In 1962, Singapore and Southern Johore suffered a severe drought. Rain did not fall for months. At that time, Singapore had only three open reservoirs. MacRitchie was the biggest and Seletar (now upper Seletar) was the smallest. Peirce Reservoir (now Lower Peirce) was the third reservoir.
I grew up in a house near to the Peirce Reservoir. I often went to the reservoir with my father and siblings during weekends to walk or fish and we could see the dwindling water stock. The shoreline was receding. With each passing day, the shoreline was further and further away. All around, the dry bed was baked solid dry and cracking.
Peirce Reservoir was created from the damming of the Kallang River. It was completed in 1909. My maternal grandfather had a hand in its construction. He was a bullock cart driver who was engaged to transport granite blocks to the construction site. I suppose he would be today’s equivalent of a lorry driver. Before it was built, there were villages on the banks of the river. The 1962 drought revealed some house sites. They were easily identifiable from the house foundations and relics of human habitation. In one of our walks we picked up a clay water pitcher that was in fairly good condition. Unfortunately, my little brother who was then about 6 years old, dropped it while carrying it home and it broke into many pieces.

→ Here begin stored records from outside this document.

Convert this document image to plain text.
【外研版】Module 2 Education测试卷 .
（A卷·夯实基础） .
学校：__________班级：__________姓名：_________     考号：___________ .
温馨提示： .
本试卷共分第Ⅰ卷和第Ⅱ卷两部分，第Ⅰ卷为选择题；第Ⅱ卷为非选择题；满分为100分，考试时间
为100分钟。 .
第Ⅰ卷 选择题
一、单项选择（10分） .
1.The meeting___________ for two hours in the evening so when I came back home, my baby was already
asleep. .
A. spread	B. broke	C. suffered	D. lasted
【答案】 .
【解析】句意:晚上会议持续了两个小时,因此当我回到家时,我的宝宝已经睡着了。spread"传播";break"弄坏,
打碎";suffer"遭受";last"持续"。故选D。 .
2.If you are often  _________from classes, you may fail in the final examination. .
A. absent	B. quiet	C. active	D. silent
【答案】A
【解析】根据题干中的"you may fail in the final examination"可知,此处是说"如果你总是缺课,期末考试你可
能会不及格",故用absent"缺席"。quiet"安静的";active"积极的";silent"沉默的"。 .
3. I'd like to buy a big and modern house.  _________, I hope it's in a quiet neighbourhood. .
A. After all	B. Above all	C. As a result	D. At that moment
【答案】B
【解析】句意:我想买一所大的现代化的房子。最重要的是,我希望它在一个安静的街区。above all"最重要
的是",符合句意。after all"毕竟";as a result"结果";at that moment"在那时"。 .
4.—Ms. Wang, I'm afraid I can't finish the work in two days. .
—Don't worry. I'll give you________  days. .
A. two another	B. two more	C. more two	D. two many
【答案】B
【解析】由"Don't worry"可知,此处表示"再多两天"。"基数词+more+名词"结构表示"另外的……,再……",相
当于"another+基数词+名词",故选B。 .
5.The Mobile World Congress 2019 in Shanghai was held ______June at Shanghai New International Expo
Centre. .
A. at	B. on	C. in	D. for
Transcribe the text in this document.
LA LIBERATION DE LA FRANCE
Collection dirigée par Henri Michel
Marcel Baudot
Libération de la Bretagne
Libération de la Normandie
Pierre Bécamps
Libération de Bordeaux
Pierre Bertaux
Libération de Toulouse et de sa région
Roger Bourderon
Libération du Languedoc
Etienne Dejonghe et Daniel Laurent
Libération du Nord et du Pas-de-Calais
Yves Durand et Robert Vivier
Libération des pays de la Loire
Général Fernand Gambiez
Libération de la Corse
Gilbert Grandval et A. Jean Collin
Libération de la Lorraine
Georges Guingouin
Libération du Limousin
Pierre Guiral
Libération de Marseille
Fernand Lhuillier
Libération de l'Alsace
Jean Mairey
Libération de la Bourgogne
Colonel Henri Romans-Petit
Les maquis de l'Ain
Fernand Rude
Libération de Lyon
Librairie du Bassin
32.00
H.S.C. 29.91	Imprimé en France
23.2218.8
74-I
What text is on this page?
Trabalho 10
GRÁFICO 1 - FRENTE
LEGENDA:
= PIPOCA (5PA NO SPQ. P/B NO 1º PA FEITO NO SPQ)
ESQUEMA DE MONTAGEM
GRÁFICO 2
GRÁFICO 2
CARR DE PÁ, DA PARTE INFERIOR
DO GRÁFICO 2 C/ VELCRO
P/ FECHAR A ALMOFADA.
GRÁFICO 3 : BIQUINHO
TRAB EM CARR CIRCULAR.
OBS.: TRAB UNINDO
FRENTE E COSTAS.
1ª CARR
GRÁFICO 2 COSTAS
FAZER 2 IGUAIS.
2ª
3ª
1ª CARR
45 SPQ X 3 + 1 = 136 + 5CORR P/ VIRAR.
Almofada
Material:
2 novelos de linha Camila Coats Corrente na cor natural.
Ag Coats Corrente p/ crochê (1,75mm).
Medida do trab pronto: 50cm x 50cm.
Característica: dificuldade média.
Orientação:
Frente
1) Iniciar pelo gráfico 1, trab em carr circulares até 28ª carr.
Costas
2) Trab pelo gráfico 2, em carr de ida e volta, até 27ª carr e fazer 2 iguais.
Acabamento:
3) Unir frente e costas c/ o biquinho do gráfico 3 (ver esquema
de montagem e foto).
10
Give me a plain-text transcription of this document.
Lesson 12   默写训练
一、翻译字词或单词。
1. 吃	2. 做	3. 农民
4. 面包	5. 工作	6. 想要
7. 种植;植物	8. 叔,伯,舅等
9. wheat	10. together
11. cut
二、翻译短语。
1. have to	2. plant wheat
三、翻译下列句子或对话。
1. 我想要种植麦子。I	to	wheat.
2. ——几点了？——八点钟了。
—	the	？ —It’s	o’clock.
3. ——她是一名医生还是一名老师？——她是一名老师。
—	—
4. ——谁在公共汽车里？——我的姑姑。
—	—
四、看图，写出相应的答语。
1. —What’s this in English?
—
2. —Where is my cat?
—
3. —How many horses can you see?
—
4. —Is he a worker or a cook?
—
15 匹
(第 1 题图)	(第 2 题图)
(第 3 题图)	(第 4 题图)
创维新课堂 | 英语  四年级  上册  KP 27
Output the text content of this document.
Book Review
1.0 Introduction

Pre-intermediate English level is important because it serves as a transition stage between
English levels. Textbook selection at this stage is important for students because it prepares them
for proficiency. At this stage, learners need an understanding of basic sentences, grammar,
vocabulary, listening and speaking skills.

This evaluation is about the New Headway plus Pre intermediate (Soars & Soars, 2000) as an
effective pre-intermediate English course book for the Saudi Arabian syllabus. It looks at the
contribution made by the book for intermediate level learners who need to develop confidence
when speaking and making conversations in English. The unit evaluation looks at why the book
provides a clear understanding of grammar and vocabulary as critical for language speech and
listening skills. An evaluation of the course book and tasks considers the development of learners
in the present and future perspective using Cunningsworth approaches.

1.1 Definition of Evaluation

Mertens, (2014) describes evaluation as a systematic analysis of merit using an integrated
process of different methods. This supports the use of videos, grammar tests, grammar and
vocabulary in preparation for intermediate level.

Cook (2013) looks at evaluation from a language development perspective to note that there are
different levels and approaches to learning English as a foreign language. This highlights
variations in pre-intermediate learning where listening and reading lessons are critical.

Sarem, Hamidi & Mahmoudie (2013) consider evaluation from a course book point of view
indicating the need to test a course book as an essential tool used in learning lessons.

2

When the situation became critical, water rationing was introduced. There was water from the tap only for a few hours a day. If I remember correctly, water supply was turned off from 8.00 am to 8.00 pm. Before the tap ran dry, we collected as much water as we could. Every pail, basin, pot and earthen jar was used as a receptacle to store water for the day. We would use the water in these containers for cooking or washing utensils only. For our daily showers, we have to wait until the water supply was restored in the evening. For some of us boys who did not want to wait until evening, we proceeded to a natural spring outside the Peirce Reservoir for our bath. I remember that there was water flowing even at the height of the drought. As the drought continued, I remember that there was talk of cloud seeding. I don’t know if this was eventually carried out. To store even more water, my father went to buy an enormous oil drum. At the end of the day, my family used more water in spite of the rationing. If my family was typical, then water rationing did not really work.
Perhaps it didn’t rain that year from about March or April and lasted to September or October. Water rationing only ceased when the year end monsoon came and filled up our reservoirs and the Tebrau River in Southern Johore.